There's a fascinating bit of cognitive dissonance wherein they believe that God is still actively involved in the world and has been for the past 2000 years yet they haven't made any attempts at recording them; I think the logic is that they'd need the church to have some sort of divine authority to add to the bible and they've already ruled out the church having that authority so the bible is effectively set in stone forever. But that's irrelevant, I'm getting off-topic here.

Anyways, as far as unification goes it doesn't really matter that nobody knows or cares about ancient wars between catholic and protestant kingdoms and it doesn't matter that they can all get along and be neighbors and even have their churches work together on charity projects because the schism between the catholics and protestants is rooted in ideology not animosity. There's no compromise between the pope being a direct line of succession from peter and the pope being "just a guy in rome who makes great sermons" and I can't imagine they're going to want to take 1700 years of catholic lore and add it into their canon like its no big deal either.

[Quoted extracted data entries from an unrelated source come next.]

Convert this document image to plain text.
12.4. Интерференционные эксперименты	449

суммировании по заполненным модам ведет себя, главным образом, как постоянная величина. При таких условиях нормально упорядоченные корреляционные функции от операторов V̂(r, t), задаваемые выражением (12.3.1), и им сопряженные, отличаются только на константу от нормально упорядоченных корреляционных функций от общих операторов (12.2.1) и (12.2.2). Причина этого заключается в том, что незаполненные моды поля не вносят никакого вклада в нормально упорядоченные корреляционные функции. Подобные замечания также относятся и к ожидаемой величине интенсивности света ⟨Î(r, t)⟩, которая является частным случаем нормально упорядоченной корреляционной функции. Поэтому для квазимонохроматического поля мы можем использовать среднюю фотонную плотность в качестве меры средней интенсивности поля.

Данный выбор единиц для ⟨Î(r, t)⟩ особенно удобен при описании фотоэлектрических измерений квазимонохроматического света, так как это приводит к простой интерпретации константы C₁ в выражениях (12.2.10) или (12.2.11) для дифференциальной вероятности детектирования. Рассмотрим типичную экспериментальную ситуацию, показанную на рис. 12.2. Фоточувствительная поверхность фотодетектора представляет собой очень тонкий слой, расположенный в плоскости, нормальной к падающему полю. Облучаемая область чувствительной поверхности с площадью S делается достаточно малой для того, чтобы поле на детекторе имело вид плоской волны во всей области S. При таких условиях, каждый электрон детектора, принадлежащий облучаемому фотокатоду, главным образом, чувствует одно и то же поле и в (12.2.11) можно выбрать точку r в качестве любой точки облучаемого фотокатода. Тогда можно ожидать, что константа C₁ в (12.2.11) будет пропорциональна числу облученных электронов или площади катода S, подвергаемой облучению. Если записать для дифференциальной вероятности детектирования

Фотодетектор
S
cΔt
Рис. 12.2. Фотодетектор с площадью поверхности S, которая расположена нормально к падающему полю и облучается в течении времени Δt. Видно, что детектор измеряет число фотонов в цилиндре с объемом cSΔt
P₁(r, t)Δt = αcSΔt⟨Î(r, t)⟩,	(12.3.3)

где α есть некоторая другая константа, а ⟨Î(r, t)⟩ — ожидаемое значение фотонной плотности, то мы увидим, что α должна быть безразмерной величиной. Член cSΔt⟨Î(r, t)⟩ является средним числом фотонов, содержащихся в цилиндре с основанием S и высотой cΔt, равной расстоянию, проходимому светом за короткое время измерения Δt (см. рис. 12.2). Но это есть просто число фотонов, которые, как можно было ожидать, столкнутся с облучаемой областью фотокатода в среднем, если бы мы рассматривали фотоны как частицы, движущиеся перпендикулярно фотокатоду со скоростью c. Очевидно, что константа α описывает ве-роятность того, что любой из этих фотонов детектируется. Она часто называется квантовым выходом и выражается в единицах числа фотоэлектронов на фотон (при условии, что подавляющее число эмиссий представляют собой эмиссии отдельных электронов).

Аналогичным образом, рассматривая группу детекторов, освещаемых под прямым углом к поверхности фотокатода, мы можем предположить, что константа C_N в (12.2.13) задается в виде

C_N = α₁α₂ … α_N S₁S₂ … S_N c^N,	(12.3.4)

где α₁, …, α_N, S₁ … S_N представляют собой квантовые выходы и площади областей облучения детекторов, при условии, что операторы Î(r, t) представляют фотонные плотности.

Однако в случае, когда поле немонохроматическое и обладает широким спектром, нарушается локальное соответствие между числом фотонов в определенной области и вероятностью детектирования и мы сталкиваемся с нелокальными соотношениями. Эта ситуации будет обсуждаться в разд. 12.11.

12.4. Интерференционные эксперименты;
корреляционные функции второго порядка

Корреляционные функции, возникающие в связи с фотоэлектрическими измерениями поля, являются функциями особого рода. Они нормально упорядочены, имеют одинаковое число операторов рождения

Another roadblock is that the protestants themselves are highly fractured, often due to minor disagreements over pedantic minutiae that at least 99% of their members don't care about (IIRC one of the disagreements was over whether Jesus meant it literally when he said the bread and wine are his flesh and blood or rather that was a figure of speech, i think the calvinists and the lutherans are on opposite sides of that disagreement) but they've all had a long history of peaceful cooperation and they've never let that turn into an actual conflict yet still they never even try to unite. They don't see any point as long as they can coexist peacefully as separate churches because the only thing that would grant them is consolidation of power, which they are largely disinterested in. So even putting the ideological debates and factionalism aside, they'd need to be convinced that there is even a point in unifying with the catholic church when they can continue to peacefully coexist as separate organizations.